Intrastrain genomic and phenotypic variability of the commercial Saccharomyces cerevisiae strain Zymaflore VL1 reveals microevolutionary adaptation to vineyard environments.

The maintenance of microbial species in different environmental conditions is associated with adaptive microevolutionary changes that are shown here to occur within the descendants of the same strain in comparison with the commercial reference strain. However, scarce information is available regarding changes that occur among strain descendants during their persistence in nature. Herein we evaluate genome variations among four isolates of the commercial winemaking strain Saccharomyces cerevisiae Zymaflore VL1 that were re-isolated from vineyards surrounding wineries where this strain was applied during several years, in comparison with the commercial reference strain. Comparative genome hybridization showed amplification of 14 genes among the recovered isolates being related with mitosis, meiosis, lysine biosynthesis, galactose and asparagine catabolism, besides 9 Ty elements.
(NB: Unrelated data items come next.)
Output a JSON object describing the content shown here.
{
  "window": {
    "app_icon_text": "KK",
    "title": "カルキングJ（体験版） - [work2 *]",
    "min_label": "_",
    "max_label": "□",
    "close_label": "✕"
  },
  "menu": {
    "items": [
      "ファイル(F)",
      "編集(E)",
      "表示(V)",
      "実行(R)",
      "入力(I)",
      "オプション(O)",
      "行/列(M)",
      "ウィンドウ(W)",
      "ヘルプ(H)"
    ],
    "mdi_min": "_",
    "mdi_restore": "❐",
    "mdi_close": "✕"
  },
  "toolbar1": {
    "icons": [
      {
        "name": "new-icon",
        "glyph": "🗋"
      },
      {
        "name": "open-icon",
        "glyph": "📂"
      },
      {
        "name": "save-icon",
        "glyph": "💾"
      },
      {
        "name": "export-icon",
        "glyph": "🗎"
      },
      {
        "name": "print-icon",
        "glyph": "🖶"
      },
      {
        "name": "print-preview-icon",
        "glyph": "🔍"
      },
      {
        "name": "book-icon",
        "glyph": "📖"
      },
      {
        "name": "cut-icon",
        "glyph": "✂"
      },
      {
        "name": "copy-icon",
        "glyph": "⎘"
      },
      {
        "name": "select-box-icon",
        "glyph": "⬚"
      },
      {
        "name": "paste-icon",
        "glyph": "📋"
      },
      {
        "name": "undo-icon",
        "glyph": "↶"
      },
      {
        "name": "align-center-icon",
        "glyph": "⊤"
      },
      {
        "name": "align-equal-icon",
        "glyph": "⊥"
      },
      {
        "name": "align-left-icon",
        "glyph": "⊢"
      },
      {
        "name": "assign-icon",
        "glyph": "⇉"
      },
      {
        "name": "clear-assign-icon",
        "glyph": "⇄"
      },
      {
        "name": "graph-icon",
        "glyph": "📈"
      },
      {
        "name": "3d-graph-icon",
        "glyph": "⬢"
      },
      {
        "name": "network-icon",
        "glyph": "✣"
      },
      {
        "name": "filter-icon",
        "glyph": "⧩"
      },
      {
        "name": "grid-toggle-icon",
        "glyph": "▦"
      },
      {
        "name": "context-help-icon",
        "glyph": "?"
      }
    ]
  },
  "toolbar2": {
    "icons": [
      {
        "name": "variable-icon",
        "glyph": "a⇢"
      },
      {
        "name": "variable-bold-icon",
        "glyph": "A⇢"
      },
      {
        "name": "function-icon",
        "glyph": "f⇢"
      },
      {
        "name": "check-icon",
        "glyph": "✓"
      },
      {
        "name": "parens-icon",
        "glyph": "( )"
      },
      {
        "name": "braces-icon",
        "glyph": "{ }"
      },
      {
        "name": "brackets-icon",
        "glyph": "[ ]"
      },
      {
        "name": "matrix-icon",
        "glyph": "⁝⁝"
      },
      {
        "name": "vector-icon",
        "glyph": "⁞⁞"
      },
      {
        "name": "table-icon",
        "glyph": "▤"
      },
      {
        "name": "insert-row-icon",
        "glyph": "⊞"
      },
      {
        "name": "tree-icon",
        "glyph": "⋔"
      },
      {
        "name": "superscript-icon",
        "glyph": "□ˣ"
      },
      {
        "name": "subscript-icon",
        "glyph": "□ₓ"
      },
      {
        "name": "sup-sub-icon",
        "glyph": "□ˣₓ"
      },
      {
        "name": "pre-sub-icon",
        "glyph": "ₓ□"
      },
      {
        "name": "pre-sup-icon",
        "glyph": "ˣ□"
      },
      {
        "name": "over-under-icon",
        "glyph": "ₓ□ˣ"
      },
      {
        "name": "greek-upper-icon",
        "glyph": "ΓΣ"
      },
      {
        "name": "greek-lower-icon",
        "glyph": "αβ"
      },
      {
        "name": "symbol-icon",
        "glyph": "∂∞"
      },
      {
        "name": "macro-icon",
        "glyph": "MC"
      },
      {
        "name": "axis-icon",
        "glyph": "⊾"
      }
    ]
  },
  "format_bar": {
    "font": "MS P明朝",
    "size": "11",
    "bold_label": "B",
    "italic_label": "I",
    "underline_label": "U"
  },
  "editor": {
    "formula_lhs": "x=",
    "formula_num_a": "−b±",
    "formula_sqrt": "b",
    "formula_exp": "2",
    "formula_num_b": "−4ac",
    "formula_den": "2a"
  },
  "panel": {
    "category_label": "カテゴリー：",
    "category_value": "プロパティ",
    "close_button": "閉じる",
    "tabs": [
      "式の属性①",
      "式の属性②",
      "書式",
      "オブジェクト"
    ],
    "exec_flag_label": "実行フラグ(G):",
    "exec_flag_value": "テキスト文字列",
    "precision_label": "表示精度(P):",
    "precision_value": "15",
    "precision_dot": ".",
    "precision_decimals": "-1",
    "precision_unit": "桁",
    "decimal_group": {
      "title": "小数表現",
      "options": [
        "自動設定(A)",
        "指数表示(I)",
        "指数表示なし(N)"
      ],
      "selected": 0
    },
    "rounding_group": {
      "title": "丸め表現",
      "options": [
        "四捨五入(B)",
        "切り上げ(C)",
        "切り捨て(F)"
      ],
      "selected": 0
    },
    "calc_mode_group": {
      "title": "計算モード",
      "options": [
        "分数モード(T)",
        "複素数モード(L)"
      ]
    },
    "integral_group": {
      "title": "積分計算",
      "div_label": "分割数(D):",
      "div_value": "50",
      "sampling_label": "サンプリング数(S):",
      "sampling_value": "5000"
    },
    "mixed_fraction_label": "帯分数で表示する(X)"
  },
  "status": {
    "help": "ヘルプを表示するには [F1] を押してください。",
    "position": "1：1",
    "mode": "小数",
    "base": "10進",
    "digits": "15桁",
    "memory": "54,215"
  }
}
The occurrence of microevolutionary changes was supported by DNA sequencing that revealed 339-427 SNPs and 12-62 indels. Phenotypic screening and metabolic profiles also distinguished the recovered isolates from the reference strain. We herein show that the transition from nutrient-rich musts to nutritionally scarce natural environments induces adaptive responses and microevolutionary changes promoted by Ty elements and by nucleotide polymorphisms that were not detected in the reference strain.